Parler de sa fragilité au travail, ce n’est pas faire preuve de faiblesse, c’est au contraire se donner les moyens de sa performance. Vivre avec un trouble, c’est aussi apprendre à travailler avec, en trouvant les solutions qui nous conviennent. Lorsque l’on parvient à ajuster son environnement et ses méthodes de travail, on peut non seulement mieux gérer ses défis, mais aussi s’épanouir sur du long terme.
Ceci étant dit, il est important de rappeler que certains environnements de travail sont plus ouverts et réceptifs à ces questions. Il est ainsi nécessaire de considérer chaque situation individuellement, en raison des tabous persistants et des réalités propres à certaines entreprises. Vivre avec un trouble de santé mentale implique de naviguer et de cheminer jusqu’à trouver le cadre adapté à soi.
Comment s’y prendre ?
Dans La vérité sur les troubles psychiques au travail (Payot), la sociologue Claire Le Roy Hatala aborde le tabou de la santé mentale en entreprise et propose des clés de compréhension pour les salariés et les managers.

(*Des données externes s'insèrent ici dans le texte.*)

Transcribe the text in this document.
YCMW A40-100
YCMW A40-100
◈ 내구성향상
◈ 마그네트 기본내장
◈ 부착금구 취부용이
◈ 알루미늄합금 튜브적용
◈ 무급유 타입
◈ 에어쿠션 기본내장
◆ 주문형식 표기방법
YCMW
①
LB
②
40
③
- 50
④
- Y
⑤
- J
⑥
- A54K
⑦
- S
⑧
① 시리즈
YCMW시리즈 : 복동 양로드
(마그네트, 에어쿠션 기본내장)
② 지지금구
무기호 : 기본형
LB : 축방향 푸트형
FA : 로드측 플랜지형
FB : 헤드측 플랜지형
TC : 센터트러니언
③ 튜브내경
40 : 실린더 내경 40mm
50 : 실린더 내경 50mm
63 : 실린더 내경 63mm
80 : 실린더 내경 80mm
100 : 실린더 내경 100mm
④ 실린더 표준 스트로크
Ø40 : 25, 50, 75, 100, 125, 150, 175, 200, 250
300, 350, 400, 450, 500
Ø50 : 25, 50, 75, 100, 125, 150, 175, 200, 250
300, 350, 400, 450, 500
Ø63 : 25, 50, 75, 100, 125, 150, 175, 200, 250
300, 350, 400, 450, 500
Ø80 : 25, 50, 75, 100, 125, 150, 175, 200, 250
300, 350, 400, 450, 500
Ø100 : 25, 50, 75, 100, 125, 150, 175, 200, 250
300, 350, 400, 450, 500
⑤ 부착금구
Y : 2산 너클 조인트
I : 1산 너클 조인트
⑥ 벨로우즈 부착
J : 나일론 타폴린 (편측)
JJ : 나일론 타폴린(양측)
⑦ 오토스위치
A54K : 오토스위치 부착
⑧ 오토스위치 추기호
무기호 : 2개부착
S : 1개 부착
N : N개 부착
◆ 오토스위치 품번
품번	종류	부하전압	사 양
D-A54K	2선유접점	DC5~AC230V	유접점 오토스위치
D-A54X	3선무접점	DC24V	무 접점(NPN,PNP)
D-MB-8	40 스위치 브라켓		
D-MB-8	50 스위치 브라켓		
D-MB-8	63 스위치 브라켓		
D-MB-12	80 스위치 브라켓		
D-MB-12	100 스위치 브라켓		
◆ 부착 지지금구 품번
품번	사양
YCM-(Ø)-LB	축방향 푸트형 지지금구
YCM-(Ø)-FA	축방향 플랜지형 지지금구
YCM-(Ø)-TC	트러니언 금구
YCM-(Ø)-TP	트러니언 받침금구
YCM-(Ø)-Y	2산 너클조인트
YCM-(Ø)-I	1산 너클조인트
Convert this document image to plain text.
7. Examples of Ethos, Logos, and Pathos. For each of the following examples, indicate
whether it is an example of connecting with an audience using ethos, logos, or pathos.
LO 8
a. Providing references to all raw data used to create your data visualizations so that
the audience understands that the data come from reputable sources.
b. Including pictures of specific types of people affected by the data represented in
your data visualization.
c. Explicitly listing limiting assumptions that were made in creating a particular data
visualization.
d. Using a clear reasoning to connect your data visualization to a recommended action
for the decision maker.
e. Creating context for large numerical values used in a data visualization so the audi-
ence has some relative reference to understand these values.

Elle recommande de parler de soi plutôt que de son trouble, car ces derniers ne nous définissent pas en tant que personne, mais peuvent être vus comme un outil pour instaurer le dialogue. Il s'agit de se concentrer sur les répercussions concrètes du trouble dans notre quotidien professionnel, plutôt que sur la maladie en elle-même, et de proposer des solutions pratiques pour minimiser l'impact, sur nous et sur les autres.
Le témoignage d'Ange dans le podcast Plein Espoir - vivre bien avec son trouble psy illustre parfaitement cette approche. En évoquant le désagrément des réunions trop tardives, elle découvre que ce créneau dérange aussi ses collègues. Ce simple ajustement a ouvert un espace de dialogue constructif et a permis de repenser l’organisation du travail pour le bien-être du collectif. Les troubles psychiques peuvent ainsi devenir un levier pour renforcer l’écoute et améliorer le bien-être de tous.
Chez Plein Espoir, nous croyons en un environnement de travail où chacun peut s’épanouir, et nous nous engageons à promouvoir des pratiques et des solutions qui mettent la santé mentale au centre des préoccupations. Au-delà des objectifs et des résultats, la santé mentale des individus reste la clé d’un parcours professionnel durable.